Qu’en est-il de la Tunisie ?
Les infrastructures bancaires et de télécommunications nationales peuvent être considérées comme fiables mais ne répondent pas à ce jour à tous les standards internationaux. Et quoique la restructuration bancaire aux dires de Mohamed Rekik avance « sûrement et lentement », le système bancaire, est resté très local et fragmenté. Les banques n’ont pas atteint la taille critique qui leur permette de se positionner en concurrentes sérieuses face aux mastodontes du système bancaire international. Nous n’osons même pas penser à la future disposition des salles de marchés, centre névralgique du marché monétaire et où sont mises en œuvre les technologies de l’information les plus avancées, si le dinar venait à devenir convertible. Nos institutions financières sont-elles toutes à la pointe de la technologie ?
Et où en sont nos compagnies d’assurances sensées avoir réalisé d’importantes avancées par rapport à leurs rivales maghrébines et africaines ? A l’instar des banques, elles ont encore de la peine à atteindre des tailles critiques et encore moins d’imagination pour créer des produits innovants et attractifs. Les compétences et les expertises humaines dans le secteur financier ne sont pas très encouragées, si elles existent, et nombreux (ses) sont ceux ou celles qui partent tenter leurs chances sur les marchés internationaux. Et pour terminer, une grande carence : la communication ! Un volet indispensable et capital qu’on ne cite pas souvent dans le milieu financier et bancaire tunisien. Or une communication transparente, fluide et claire est un signe de bonne gouvernance et une marque de sécurité et de confort rassurante pour les investisseurs, actionnaires ou bailleurs de fonds.

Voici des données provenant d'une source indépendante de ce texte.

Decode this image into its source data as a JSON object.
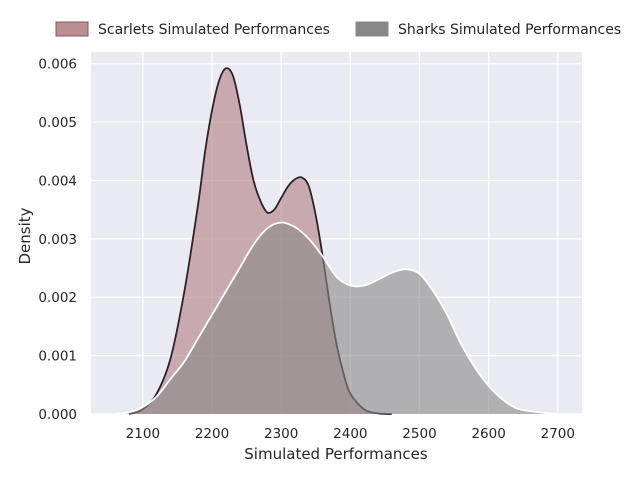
{
  "chart_data": {
    "type": "area",
    "title": "",
    "xlabel": "Simulated Performances",
    "ylabel": "Density",
    "xlim": [
      2025,
      2735
    ],
    "ylim": [
      0,
      0.0062
    ],
    "xticks": [
      2100,
      2200,
      2300,
      2400,
      2500,
      2600,
      2700
    ],
    "xtick_labels": [
      "2100",
      "2200",
      "2300",
      "2400",
      "2500",
      "2600",
      "2700"
    ],
    "yticks": [
      0,
      0.001,
      0.002,
      0.003,
      0.004,
      0.005,
      0.006
    ],
    "ytick_labels": [
      "0.000",
      "0.001",
      "0.002",
      "0.003",
      "0.004",
      "0.005",
      "0.006"
    ],
    "grid": true,
    "legend_position": "top",
    "series": [
      {
        "name": "Scarlets Simulated Performances",
        "fill_color": "#a97278",
        "fill_opacity": 0.55,
        "line_color": "#2e2228",
        "points": [
          [
            2080,
            0.0
          ],
          [
            2100,
            8e-05
          ],
          [
            2120,
            0.00035
          ],
          [
            2140,
            0.00095
          ],
          [
            2160,
            0.0021
          ],
          [
            2180,
            0.0036
          ],
          [
            2190,
            0.0045
          ],
          [
            2200,
            0.0052
          ],
          [
            2210,
            0.0057
          ],
          [
            2220,
            0.00592
          ],
          [
            2230,
            0.0058
          ],
          [
            2240,
            0.0053
          ],
          [
            2250,
            0.0046
          ],
          [
            2260,
            0.004
          ],
          [
            2270,
            0.00365
          ],
          [
            2280,
            0.00345
          ],
          [
            2290,
            0.0035
          ],
          [
            2300,
            0.0037
          ],
          [
            2310,
            0.0039
          ],
          [
            2320,
            0.00402
          ],
          [
            2330,
            0.00405
          ],
          [
            2340,
            0.0039
          ],
          [
            2350,
            0.0034
          ],
          [
            2360,
            0.0027
          ],
          [
            2370,
            0.0019
          ],
          [
            2380,
            0.0012
          ],
          [
            2390,
            0.0007
          ],
          [
            2400,
            0.00035
          ],
          [
            2420,
            8e-05
          ],
          [
            2440,
            1e-05
          ],
          [
            2460,
            0.0
          ]
        ]
      },
      {
        "name": "Sharks Simulated Performances",
        "fill_color": "#888888",
        "fill_opacity": 0.6,
        "line_color": "#ffffff",
        "points": [
          [
            2060,
            0.0
          ],
          [
            2080,
            3e-05
          ],
          [
            2100,
            0.00012
          ],
          [
            2120,
            0.0003
          ],
          [
            2140,
            0.0006
          ],
          [
            2160,
            0.0009
          ],
          [
            2180,
            0.0013
          ],
          [
            2200,
            0.0017
          ],
          [
            2220,
            0.0021
          ],
          [
            2240,
            0.0025
          ],
          [
            2260,
            0.0029
          ],
          [
            2280,
            0.00318
          ],
          [
            2300,
            0.00328
          ],
          [
            2320,
            0.0032
          ],
          [
            2340,
            0.003
          ],
          [
            2360,
            0.0027
          ],
          [
            2380,
            0.00235
          ],
          [
            2400,
            0.0022
          ],
          [
            2420,
            0.0022
          ],
          [
            2440,
            0.0023
          ],
          [
            2460,
            0.00242
          ],
          [
            2480,
            0.00248
          ],
          [
            2500,
            0.0024
          ],
          [
            2520,
            0.0021
          ],
          [
            2540,
            0.0017
          ],
          [
            2560,
            0.0012
          ],
          [
            2580,
            0.0008
          ],
          [
            2600,
            0.00048
          ],
          [
            2620,
            0.00025
          ],
          [
            2640,
            0.0001
          ],
          [
            2660,
            5e-05
          ],
          [
            2680,
            2e-05
          ],
          [
            2700,
            0.0
          ]
        ]
      }
    ]
  },
  "colors": {
    "plot_background": "#eaeaf2",
    "grid": "#ffffff",
    "text": "#262626"
  }
}
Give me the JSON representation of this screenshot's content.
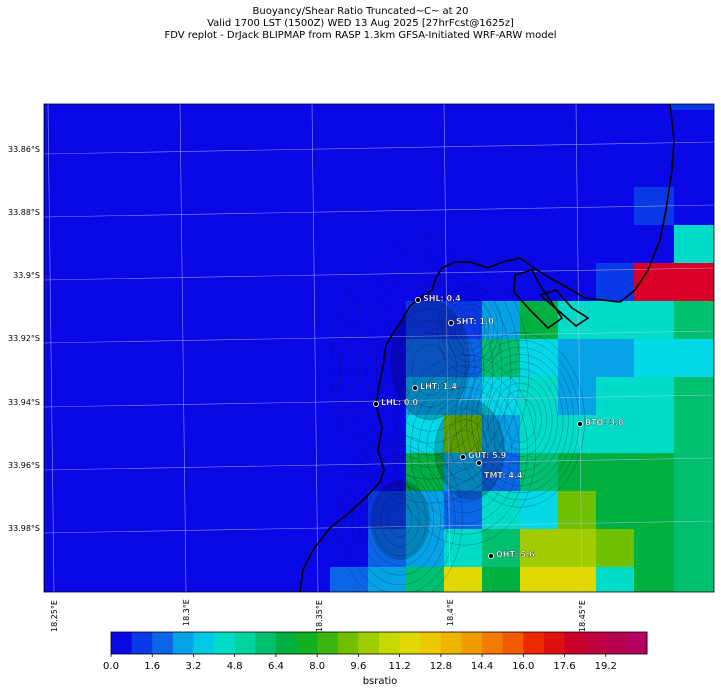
{
  "title": {
    "line1": "Buoyancy/Shear Ratio Truncated~C~    at 20",
    "line2": "Valid 1700 LST (1500Z) WED 13 Aug 2025 [27hrFcst@1625z]",
    "line3": "FDV replot - DrJack BLIPMAP from RASP 1.3km GFSA-Initiated WRF-ARW model"
  },
  "lat_labels": [
    "33.86°S",
    "33.88°S",
    "33.9°S",
    "33.92°S",
    "33.94°S",
    "33.96°S",
    "33.98°S"
  ],
  "lon_labels": [
    "18.25°E",
    "18.3°E",
    "18.35°E",
    "18.4°E",
    "18.45°E"
  ],
  "sites": [
    {
      "name": "SHL",
      "value": "SHL: 0.4"
    },
    {
      "name": "SHT",
      "value": "SHT: 1.0"
    },
    {
      "name": "LHT",
      "value": "LHT: 1.4"
    },
    {
      "name": "LHL",
      "value": "LHL: 0.0"
    },
    {
      "name": "BTO",
      "value": "BTO: 3.8"
    },
    {
      "name": "GUT",
      "value": "GUT: 5.9"
    },
    {
      "name": "TMT",
      "value": "TMT: 4.4"
    },
    {
      "name": "OHT",
      "value": "OHT: 5.6"
    }
  ],
  "colorbar": {
    "label": "bsratio",
    "ticks": [
      "0.0",
      "1.6",
      "3.2",
      "4.8",
      "6.4",
      "8.0",
      "9.6",
      "11.2",
      "12.8",
      "14.4",
      "16.0",
      "17.6",
      "19.2"
    ],
    "min": 0,
    "max": 20.8,
    "step": 0.8,
    "colors": [
      "#0a08e6",
      "#0a3ae6",
      "#0a66e6",
      "#06a2e6",
      "#02c8e6",
      "#00dcc8",
      "#00d2a0",
      "#00c070",
      "#00b040",
      "#10b020",
      "#3cb410",
      "#70c000",
      "#a0cc00",
      "#c8d800",
      "#e0d800",
      "#ecc800",
      "#eeb400",
      "#f09c00",
      "#f07c00",
      "#f05a00",
      "#ec2800",
      "#e01010",
      "#c8002a",
      "#c00040",
      "#b80050",
      "#b40060"
    ]
  },
  "map": {
    "background_color": "#0a08e6",
    "cells_colors": {
      "deep_blue": "#0a08e6",
      "blue": "#0a3ae6",
      "mid_blue": "#0a66e6",
      "light_blue": "#06a2e6",
      "cyan": "#02d8e6",
      "aqua": "#00dcc8",
      "green": "#00c070",
      "dark_green": "#00b040",
      "yellow_green": "#70c000",
      "lime": "#a0cc00",
      "yellow": "#e0d800",
      "red": "#d80028"
    }
  }
}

Sans tomber donc dans un optimisme complaisant ou béat ou encore moins dans un pessimisme cynique et alarmiste, il faudrait peut être loin des déclarations d’intention, prendre le temps et avoir surtout le courage de faire un diagnostic réel et lucide de la situation du secteur financier dans notre pays.
Car c’est bien beau de se lancer dans des réformes continues, de moderniser les réglementations, de baisser les créances accrochées à 12,2% aujourd’hui, 11,2% si on applique les règle de Bâle II.
L’idée de constituer des pôles bancaires importants de banques publiques comme la STB et la Banque de l’Habitat est pertinente. Même s’il existe des craintes légitimes que la Société tunisienne de Banque qui souffre d’un grand nombre de créances classées ne porte atteinte aux performances de la BH ou que les personnels des deux banques habitués à gérer chacun de leur côté ne soient pas disposés à intégrer la même entité … Et à ce niveau, le terrain doit être déblayé en amont.
Les fusions d’institutions bancaires publiques seraient sans effet si les privés ne suivent pas. Car dans la logique des choses les opérateurs privés devraient prendre le pas sur les publics, or il y a là aussi des entraves importantes inhérentes à une culture en premier lieu. Les grandes banques privées sont familiales. Comment convaincre les familles à s’allier entre elles pour être plus fortes et se compléter face à l’ouverture prochaine du secteur des services plutôt que de se livrer une concurrence sans répit?